Chelsea Wolfe - Pain is Beauty
Chelsea Wolfe’s 2011 album Apokalypsis never really gripped me, I could never sink my teeth into it a fully enjoy myself. However, from the beginning of Pain is Beauty my taste buds tingle and I think this is due to this album having more of an electronic feel to it compared to her other work.
From the opener “Feral Love” you really get a sense of prevailing darkness that stays, that looms over the rest of the album. It clouds over the instrumentation and makes them thicker and interesting, it makes you stay out of intrigue, even out of horror. I’m really glad that this album can engage me, I feel, is anything, that that is a good sign.
Pain is Beauty revolves around this atmospheric gloom and builds itself over the course of the twelve tracks, yet it does feel a little long winded. Once you get the feel for the album, you become accustomed to it and you learn to like it, to love it. Yet it can slightly over stay itself, if only it was concentrated a little rather than running to fifty-five minuets, it may be a little more accessible, but does it really need to be easy to listen to?
It’s beauty is wrapped around a cold layer of black silk that you peel back ever so carefully. You let it consume you in tracks like “The Warden” and you ride along for a ’60?s reverb wash on “Destruction Makes the World Burn Brighter”.

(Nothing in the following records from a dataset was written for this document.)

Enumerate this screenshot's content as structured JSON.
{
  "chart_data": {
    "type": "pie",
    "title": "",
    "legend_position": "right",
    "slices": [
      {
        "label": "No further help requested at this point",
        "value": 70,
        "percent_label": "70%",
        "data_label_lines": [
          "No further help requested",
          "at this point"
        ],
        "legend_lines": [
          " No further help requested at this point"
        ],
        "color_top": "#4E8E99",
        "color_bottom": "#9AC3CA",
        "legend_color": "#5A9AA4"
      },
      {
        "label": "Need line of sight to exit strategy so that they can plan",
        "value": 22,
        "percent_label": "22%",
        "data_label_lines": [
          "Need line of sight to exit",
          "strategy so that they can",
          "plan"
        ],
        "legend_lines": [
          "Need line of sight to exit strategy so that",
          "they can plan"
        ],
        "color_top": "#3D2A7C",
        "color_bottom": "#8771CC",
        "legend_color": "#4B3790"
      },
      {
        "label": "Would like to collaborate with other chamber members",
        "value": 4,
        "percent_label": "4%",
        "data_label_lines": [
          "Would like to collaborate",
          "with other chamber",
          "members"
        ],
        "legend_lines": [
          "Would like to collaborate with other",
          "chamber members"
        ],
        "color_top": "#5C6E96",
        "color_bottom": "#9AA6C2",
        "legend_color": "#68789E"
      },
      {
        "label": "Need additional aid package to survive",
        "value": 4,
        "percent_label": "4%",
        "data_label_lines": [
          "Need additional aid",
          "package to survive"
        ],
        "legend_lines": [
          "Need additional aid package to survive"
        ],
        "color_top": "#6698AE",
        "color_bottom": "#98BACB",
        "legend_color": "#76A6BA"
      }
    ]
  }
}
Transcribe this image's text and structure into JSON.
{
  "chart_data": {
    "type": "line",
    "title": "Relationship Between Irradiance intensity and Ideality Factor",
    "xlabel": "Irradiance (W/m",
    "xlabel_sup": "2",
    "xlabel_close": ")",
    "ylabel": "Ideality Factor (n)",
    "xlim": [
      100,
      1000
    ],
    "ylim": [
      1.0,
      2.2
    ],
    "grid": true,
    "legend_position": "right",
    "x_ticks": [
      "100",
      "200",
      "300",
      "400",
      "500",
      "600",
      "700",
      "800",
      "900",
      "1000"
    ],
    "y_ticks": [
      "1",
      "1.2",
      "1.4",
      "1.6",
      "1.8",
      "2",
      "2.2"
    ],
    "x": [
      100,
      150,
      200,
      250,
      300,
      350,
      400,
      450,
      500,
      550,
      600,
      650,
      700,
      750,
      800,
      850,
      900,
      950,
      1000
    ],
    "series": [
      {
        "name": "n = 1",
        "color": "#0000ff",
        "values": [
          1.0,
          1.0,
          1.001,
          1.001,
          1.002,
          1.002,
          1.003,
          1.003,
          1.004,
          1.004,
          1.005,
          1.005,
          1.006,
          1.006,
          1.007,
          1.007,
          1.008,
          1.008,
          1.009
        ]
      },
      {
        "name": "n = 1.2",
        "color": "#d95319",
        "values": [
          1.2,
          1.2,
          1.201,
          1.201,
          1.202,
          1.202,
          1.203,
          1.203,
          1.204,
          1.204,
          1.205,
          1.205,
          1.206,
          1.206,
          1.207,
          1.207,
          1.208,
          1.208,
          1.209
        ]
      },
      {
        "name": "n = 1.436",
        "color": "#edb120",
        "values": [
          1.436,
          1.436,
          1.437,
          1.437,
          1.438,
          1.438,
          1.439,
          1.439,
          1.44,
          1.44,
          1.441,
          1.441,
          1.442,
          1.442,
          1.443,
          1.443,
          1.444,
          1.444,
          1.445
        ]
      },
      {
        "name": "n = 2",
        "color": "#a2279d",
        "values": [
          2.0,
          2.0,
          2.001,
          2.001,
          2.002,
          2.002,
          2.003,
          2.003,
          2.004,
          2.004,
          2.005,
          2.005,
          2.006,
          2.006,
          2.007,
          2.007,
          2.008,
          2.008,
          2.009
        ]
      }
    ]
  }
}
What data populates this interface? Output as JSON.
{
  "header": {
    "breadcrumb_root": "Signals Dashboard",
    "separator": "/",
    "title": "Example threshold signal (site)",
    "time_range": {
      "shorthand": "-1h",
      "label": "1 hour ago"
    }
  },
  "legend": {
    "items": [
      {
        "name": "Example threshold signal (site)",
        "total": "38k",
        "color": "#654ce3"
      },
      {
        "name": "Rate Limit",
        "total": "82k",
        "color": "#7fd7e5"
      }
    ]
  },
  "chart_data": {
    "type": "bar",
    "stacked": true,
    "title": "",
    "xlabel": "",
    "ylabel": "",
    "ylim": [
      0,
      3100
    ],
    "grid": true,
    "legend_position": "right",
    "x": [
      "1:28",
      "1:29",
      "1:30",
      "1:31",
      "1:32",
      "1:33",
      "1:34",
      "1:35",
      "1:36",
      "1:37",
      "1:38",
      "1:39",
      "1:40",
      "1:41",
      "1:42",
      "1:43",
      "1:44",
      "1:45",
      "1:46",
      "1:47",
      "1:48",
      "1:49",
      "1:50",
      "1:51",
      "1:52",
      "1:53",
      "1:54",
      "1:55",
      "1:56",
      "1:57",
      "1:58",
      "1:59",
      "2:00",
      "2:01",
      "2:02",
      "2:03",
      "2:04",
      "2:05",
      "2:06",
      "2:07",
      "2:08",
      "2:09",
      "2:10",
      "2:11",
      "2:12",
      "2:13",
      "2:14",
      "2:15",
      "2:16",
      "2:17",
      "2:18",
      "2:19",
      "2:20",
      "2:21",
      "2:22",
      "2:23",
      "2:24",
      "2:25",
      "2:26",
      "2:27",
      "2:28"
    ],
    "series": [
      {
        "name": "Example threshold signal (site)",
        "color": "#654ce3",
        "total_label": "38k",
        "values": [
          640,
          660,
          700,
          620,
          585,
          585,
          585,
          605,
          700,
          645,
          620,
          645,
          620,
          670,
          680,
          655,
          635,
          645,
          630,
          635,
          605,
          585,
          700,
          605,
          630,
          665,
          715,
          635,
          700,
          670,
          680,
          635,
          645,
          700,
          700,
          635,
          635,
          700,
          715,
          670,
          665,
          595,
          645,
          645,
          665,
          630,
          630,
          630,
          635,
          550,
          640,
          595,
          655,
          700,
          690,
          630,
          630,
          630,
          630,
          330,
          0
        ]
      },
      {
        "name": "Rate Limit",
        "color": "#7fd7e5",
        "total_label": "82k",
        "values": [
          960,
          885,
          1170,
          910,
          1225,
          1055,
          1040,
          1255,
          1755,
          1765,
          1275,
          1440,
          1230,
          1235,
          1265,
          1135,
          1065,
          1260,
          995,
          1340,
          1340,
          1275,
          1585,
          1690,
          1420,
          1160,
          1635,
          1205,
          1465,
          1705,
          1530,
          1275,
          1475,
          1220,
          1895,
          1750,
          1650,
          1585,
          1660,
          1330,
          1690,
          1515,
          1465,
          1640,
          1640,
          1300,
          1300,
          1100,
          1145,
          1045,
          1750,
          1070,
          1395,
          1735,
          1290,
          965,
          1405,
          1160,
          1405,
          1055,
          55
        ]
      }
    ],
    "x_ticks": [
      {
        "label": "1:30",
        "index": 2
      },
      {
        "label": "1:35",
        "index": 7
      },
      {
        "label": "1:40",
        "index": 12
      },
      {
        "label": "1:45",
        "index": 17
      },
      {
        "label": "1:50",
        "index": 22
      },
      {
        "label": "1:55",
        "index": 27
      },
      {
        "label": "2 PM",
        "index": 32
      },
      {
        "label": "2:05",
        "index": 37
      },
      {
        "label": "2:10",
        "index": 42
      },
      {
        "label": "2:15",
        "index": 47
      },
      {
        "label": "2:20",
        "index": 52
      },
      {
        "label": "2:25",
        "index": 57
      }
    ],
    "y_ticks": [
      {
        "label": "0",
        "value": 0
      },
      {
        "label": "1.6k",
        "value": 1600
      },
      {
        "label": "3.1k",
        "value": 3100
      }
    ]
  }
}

“Sick” reinforces the albums moodiness through consistency, resting on maybe softcore Witch House. “Ancestors, the Ancients” and “They’ll Clap When Your Gone”, especially the latter, slow the proceedings down, they soften the albums tone in time for “The Waves Have Come”.
“The Waves Have Come” is probably the least electronic song on the album, but it is my favourite. The piano and Chelsea’s voice are so beautiful together, it’s dark not because it’s heavy, but because it’s so provokes a sense of awe. It’s long, it’s a journey, it’s grand and it just builds into a melodic epicness. It’s a satisfying and meaty song that really took me aback when I first heard it. But seriously, the track is amazing.
“Lone” follows, it’s s gentle come down after “The Waves Have Come” and it does a fine job of closing the album, an epilogue of sorts.
Overall, Pain is Beauty really is beautiful, it’s consistent even if a little too long. Chelsea’s vocals are strong throughout and the album all together is a really good set up for something even better in the future. I hope that this album can be built upon, and if built right, then that album will be her defining work.